- Born: William Charles Schultz July 30, 1926 McKeesport, Pennsylvania, US
- Died: September 21, 2006 (aged 80)
- Occupations: Engineer; business executive; musical instrument repair technician;

= Bill Schultz (Fender) =

American engineer and business executive

William Charles Schultz (July 30, 1926 – September 21, 2006) was an American engineer and business executive who was CEO of Fender Musical Instruments Corporation from 1981 to 2005. Schultz is credited as the "man who saved Fender" for overseeing the company's return to profitability and expansion after its sale by CBS in 1985.

==Biography==
Schultz was born on July 30, 1926 in McKeesport, Pennsylvania. Before his engineering and corporate career, he played saxophone and clarinet professionally and worked in musical instrument repair. After serving in the United States Air Force during World War II, Schultz helped open the Dorn and Kirchner School of Band Instrument Repair and later owned and managed Progressive Music, a musical repair and service business in McKeesport. The NAMM Oral History Program also described Schultz as having opened his own musical instrument repair business within the Progressive Music store.

Schultz graduated as an engineer from the New Jersey Institute of Technology in 1965 and went to work for Bethlehem Steel in Baltimore. Schultz received his master's degree in aerospace engineering while working at Bendix Aerospace on radar tracking devices for the Apollo program. In 1971, he received an MBA from Rutgers University and began working at the CBS Corporation.

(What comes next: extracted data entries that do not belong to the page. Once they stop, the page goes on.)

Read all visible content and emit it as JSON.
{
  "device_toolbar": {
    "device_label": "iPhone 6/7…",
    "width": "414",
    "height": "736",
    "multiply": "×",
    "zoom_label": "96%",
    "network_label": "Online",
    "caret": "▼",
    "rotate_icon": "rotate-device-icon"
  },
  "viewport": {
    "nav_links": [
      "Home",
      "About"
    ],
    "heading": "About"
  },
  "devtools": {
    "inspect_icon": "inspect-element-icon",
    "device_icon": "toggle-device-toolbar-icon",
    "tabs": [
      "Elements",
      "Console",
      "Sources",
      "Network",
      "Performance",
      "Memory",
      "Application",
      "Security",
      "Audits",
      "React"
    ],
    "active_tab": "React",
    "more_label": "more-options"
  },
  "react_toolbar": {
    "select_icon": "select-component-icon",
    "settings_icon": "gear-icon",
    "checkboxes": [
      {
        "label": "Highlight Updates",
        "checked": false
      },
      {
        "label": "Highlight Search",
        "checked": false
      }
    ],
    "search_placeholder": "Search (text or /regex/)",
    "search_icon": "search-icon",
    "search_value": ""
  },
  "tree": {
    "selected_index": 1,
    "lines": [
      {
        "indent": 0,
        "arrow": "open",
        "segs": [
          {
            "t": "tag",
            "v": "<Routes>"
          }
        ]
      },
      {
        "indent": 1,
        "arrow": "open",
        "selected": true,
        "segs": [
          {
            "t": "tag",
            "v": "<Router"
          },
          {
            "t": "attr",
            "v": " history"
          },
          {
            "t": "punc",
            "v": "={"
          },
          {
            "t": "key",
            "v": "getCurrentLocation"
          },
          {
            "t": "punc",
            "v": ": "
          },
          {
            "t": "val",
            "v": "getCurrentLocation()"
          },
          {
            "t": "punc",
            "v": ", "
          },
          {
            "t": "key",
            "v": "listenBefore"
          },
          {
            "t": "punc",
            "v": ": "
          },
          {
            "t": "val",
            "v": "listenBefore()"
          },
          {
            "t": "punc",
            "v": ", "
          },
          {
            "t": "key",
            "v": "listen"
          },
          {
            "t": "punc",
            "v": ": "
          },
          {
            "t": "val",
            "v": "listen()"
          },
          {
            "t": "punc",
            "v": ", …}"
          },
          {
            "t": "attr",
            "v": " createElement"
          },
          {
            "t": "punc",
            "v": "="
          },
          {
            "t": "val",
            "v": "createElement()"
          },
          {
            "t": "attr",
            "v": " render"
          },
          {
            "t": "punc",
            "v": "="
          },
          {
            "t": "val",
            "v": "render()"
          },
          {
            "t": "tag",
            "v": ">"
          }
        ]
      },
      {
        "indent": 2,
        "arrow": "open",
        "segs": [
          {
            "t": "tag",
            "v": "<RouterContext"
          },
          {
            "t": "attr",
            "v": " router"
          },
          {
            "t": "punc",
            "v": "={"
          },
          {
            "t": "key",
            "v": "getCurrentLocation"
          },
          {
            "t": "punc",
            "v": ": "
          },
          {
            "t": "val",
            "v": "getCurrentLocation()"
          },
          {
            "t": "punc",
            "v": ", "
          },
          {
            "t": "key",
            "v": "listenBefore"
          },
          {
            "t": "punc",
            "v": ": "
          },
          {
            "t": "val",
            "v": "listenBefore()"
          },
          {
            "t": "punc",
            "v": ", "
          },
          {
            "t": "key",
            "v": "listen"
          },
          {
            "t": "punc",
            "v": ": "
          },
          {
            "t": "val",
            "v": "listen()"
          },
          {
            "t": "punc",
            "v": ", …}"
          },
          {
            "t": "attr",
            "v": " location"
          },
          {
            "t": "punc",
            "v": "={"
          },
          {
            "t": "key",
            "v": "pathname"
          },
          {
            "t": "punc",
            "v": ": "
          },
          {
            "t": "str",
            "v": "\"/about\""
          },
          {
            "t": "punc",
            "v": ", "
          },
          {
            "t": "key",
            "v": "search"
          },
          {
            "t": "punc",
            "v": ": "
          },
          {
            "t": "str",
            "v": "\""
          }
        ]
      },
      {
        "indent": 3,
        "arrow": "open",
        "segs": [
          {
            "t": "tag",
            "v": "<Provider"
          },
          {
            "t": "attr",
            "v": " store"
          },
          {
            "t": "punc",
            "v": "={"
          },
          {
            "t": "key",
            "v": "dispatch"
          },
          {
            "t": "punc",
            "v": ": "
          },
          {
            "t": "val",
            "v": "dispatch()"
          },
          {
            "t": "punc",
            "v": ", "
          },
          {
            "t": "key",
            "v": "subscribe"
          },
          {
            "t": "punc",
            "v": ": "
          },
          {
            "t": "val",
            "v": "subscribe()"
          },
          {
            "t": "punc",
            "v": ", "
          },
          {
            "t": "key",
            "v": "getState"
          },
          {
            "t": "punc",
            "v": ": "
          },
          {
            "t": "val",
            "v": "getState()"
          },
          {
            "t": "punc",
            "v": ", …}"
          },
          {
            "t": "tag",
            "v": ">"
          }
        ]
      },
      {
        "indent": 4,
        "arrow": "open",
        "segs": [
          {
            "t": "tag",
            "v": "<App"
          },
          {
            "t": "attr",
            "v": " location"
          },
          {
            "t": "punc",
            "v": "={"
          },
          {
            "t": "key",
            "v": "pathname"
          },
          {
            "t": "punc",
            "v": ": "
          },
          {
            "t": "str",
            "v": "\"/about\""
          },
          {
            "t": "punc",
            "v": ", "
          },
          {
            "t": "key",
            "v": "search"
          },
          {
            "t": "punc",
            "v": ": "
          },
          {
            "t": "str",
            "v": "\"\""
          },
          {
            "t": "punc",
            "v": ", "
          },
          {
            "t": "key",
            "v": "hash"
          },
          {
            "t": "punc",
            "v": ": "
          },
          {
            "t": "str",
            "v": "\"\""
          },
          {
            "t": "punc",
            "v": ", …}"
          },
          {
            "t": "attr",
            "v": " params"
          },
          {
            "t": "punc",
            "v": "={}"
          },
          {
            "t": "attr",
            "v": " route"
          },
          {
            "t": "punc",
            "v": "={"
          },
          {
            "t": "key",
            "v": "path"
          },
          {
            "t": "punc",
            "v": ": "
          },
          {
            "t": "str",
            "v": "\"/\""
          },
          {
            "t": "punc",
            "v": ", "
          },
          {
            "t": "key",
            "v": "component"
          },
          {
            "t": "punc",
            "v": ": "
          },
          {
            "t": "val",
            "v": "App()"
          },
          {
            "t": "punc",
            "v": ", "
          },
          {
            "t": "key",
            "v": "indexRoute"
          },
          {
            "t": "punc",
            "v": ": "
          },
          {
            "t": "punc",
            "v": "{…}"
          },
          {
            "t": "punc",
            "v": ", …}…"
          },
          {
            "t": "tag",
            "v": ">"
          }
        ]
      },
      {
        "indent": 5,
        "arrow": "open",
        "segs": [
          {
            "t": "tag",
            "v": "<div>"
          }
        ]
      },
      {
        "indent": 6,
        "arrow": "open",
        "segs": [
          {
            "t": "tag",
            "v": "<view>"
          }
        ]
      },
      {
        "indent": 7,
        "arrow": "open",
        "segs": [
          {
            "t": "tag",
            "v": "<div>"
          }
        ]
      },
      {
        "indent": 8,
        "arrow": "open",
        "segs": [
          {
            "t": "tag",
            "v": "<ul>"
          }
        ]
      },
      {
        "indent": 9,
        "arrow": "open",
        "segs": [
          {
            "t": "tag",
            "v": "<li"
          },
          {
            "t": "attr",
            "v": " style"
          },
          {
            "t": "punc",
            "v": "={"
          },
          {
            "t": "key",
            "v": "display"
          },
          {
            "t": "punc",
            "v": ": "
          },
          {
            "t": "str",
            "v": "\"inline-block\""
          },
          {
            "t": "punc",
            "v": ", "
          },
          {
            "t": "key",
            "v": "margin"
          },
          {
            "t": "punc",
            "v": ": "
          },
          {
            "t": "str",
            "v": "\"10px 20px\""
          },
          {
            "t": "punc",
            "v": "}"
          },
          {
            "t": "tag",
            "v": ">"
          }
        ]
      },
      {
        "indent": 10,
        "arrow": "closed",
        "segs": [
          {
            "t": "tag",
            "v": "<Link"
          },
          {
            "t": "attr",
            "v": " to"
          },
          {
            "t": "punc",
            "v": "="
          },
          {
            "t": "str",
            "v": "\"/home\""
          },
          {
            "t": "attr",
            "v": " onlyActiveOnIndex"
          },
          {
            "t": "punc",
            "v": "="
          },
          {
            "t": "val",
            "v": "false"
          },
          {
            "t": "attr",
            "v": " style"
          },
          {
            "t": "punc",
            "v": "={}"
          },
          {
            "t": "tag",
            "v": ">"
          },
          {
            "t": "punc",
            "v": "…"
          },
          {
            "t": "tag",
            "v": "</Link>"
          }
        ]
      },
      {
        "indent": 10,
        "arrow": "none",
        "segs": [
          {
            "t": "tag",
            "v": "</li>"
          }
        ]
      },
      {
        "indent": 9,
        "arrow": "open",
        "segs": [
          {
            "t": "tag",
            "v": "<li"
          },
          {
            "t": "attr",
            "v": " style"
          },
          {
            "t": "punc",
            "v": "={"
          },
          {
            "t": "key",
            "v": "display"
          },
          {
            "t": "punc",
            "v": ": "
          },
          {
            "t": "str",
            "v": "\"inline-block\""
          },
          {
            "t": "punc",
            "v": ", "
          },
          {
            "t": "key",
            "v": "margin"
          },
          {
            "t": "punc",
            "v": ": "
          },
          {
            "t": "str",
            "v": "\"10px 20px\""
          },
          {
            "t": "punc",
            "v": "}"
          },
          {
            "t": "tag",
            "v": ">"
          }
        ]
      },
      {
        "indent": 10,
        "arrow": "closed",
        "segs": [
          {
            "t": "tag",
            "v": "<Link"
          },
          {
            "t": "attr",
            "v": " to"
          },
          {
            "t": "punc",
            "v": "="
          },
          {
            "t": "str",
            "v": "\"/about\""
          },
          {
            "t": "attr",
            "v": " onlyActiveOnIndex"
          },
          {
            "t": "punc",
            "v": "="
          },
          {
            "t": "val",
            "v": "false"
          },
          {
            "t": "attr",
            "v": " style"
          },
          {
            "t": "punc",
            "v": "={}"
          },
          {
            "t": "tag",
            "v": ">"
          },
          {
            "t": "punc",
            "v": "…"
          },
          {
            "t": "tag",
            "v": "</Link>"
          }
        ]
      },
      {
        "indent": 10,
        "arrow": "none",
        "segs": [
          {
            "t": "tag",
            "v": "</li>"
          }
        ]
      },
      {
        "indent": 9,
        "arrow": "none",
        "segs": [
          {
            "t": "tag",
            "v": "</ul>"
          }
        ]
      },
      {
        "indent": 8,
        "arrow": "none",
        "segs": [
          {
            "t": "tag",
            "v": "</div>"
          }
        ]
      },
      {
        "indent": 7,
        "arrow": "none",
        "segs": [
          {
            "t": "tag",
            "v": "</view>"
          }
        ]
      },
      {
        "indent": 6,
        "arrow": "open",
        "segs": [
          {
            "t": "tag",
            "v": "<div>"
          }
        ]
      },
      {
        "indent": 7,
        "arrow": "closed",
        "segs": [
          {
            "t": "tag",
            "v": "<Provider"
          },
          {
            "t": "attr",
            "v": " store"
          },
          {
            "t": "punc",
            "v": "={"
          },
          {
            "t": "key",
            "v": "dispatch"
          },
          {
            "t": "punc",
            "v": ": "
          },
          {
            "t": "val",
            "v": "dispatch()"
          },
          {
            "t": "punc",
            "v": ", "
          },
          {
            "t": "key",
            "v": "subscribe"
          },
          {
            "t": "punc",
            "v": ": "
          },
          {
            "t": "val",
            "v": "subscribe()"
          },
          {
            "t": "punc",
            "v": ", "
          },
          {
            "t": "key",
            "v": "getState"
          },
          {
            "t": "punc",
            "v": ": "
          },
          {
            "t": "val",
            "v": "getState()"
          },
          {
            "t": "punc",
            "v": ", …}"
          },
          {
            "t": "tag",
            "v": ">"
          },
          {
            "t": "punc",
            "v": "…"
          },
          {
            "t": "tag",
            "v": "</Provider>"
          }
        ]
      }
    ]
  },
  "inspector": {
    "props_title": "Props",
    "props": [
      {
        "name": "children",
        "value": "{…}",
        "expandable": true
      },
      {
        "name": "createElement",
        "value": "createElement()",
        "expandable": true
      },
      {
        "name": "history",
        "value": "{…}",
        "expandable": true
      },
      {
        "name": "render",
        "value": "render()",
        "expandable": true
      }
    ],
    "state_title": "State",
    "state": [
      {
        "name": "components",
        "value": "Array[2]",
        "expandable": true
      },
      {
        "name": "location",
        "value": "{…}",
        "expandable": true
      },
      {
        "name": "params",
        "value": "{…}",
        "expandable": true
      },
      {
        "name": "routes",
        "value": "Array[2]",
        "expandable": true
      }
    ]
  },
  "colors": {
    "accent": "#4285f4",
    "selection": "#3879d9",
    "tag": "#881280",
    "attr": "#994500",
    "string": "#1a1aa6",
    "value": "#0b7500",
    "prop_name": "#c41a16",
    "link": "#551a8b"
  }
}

Schultz also worked in the musical-instrument business before joining Fender. In 1962, he became service manager and education-market salesman for Lyon & Healy in Chicago. In 1967, he joined the Fred Gretsch Co. as educational director and sales coordinator, with responsibilities that included marketing programs, sales training programs, and trade-show activities. He was hired by Yamaha Musical Instruments Company in 1969 and became the company's president in 1978. The NAMM Oral History Program similarly describes Schultz as having joined Yamaha Musical Products Co. and risen to president before being recruited by CBS Musical Instruments.

In 1981, Schultz was working at Yamaha when he was asked by John C. McLaren, then-president of CBS Musical Instruments, to become the president of Fender. When CBS decided to sell the struggling company in 1985, Schultz and several other employees purchased it. Schultz was among the management team who recommended that CBS begin alternate production of Japanese Fenders in 1982, as the company's sales suffered from competition with copies produced by Japanese manufacturers such as Tokai and Fernandes. Schultz established Fender's manufacturing facility in Corona, California, and moved the company's headquarters to Scottsdale, Arizona, in 1991.

Schultz, and through him Fender, became a major donor to Duquesne University, which honored him in 2001 with a Lifetime Achievement Award and a week of concerts. He retired in 2005 and was replaced by William Mendello, though he remained on the board of directors. Schultz died in 2006 of cancer.